08.02.2010 - 15:32 Uhr
Bilanz - Reutlinger Ordnungsamt entdeckte bei Kontrollen viel Nachlässigkeit, aber auch viel Informationsbedarf
Waffenbesitzer bleiben im Visier
VON ANDREA GLITZ
REUTLINGEN. Nach dem Amoklauf von Winnenden sind Waffenbesitzer, die ihre Pistolen und Gewehre nicht ordentlich aufbewahren, ins Visier geraten. Verschärfte Kontrollen waren auch in Reutlingen die Folge. Das Ergebnis erläuterte Ordnungsamtschef Reinhold Bantle den Reutlinger Gemeinderäten im Finanzausschuss. In fünf Aktionen, zuletzt im November, wurden die 1 763 Waffenbesitzer, die in der Stadt registriert sind, letztes Jahr angeschrieben und aufgefordert nachzuweisen, dass sie ihre Waffen ordentlich lagern.

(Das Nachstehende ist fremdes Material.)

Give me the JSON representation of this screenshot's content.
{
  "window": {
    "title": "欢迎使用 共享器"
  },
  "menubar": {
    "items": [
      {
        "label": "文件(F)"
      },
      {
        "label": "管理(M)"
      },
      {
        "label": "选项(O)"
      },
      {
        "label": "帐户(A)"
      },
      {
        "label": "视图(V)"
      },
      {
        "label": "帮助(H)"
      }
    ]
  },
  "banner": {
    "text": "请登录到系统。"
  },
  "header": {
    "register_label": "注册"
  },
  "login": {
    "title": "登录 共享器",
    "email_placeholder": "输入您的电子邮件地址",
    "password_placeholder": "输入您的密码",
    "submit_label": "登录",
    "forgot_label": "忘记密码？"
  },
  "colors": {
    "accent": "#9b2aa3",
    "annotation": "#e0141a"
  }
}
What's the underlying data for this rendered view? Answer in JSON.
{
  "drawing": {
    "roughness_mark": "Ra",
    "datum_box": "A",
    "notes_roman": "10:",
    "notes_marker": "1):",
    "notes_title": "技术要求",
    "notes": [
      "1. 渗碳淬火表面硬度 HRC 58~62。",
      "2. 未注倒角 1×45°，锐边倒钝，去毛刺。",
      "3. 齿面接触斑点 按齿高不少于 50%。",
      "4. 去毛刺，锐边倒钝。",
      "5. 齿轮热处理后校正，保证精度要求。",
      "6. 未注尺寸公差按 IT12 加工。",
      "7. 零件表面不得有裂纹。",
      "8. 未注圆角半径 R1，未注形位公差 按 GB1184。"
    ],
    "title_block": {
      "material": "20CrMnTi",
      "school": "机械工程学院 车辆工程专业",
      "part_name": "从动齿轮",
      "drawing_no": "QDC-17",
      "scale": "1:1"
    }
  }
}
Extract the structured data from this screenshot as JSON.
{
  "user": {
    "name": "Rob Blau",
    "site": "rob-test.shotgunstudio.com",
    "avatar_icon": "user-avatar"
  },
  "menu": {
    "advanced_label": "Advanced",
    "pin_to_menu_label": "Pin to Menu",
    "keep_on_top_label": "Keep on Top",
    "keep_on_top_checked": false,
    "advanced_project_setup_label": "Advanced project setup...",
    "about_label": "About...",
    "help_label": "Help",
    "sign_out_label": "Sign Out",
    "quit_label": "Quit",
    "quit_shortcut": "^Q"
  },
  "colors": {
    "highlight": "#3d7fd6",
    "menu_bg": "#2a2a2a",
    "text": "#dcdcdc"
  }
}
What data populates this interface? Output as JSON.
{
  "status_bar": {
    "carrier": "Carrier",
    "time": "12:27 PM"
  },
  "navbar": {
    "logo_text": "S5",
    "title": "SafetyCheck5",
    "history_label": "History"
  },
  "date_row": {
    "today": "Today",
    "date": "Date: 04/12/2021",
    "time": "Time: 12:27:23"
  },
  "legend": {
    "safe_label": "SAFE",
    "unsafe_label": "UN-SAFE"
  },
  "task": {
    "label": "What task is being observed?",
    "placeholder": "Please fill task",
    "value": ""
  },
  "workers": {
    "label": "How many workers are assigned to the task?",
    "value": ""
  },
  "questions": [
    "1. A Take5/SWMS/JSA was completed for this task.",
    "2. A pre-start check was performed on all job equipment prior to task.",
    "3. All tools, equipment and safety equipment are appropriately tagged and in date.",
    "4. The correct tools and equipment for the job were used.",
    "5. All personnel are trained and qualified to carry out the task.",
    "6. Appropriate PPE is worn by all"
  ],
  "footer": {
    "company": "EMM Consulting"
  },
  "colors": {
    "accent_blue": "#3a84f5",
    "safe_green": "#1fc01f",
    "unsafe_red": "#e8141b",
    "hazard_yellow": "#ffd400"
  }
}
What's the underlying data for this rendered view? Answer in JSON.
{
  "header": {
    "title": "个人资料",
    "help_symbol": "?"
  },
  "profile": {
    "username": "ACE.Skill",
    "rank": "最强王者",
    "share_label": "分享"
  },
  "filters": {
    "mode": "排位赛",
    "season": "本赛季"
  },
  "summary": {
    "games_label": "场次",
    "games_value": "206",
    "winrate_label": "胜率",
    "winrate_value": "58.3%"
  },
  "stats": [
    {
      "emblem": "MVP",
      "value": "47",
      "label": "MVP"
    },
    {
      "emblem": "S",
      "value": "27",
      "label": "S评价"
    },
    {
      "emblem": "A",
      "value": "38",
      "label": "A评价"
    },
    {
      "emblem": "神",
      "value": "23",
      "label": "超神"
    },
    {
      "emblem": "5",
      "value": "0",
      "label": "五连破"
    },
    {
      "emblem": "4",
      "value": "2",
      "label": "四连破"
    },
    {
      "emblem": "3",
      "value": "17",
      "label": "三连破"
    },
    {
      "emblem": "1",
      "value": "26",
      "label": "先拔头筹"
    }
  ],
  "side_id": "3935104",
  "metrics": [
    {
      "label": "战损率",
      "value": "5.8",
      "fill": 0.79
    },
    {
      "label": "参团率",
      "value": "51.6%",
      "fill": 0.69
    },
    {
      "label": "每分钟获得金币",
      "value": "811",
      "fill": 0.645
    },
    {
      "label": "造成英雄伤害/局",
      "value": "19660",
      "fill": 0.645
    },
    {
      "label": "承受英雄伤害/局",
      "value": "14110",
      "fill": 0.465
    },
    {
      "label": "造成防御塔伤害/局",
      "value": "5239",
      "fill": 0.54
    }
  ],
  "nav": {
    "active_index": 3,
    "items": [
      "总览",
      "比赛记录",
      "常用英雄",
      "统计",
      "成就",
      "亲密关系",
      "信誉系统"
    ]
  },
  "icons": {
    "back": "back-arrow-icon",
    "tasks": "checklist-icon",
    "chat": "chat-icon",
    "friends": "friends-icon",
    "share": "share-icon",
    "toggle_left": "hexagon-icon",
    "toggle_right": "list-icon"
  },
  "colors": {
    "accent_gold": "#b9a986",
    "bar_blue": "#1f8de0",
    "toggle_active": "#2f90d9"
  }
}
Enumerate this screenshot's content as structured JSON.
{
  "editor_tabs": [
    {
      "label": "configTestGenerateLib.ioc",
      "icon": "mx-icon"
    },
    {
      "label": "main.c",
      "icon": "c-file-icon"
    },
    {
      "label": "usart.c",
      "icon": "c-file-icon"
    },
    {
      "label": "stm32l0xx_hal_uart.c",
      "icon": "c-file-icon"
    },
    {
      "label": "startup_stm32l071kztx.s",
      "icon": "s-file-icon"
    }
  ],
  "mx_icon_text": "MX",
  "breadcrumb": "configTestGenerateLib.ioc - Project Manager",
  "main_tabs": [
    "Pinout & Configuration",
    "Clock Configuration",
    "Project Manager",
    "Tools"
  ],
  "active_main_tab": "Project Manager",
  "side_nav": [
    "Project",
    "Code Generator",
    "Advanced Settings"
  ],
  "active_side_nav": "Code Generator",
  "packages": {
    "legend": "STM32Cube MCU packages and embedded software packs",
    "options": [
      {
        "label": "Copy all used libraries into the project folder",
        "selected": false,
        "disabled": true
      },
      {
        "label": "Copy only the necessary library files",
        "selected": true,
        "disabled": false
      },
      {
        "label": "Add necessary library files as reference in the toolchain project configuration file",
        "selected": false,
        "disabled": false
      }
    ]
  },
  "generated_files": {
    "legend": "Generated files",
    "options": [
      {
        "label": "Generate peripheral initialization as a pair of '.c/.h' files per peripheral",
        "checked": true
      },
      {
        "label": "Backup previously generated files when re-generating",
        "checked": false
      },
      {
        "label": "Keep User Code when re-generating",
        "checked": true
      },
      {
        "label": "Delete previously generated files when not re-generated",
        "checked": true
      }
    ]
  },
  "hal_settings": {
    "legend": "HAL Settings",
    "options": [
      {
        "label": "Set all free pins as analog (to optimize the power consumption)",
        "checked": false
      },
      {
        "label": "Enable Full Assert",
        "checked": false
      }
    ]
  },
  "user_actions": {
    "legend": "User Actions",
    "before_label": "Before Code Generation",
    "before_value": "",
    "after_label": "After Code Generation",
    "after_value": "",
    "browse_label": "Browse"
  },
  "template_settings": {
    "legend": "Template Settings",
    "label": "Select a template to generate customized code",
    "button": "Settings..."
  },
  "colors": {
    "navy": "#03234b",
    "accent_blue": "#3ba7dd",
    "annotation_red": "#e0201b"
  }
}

Waffen müssen nicht nur eingesammelt, sondern auch unbrauchbar gemacht werden, wie hier mit einem Schweißbrenner. Für die in Reutlingen Abgegebenen übernimmt das Regierungspräsidium Tübingen diese Aufgabe.
FOTO: dpa
Zehn Stichproben, neun Mängel
Eine erste Konsequenz: 328 Angeschriebene haben den Waffenbesitz ganz aufgegeben. »Ein überraschendes Ergebnis«, befand Bantle, wohlwissend, dass die bis Ende des Jahres 2009 zugesagte Straffreiheit für illegalen Waffenbesitz manchem die Abgabe schmackhafter gemacht hat. 650 Schusswaffen und insgesamt 15 000 Schuss Munition erreichten so das Ordnungsamt.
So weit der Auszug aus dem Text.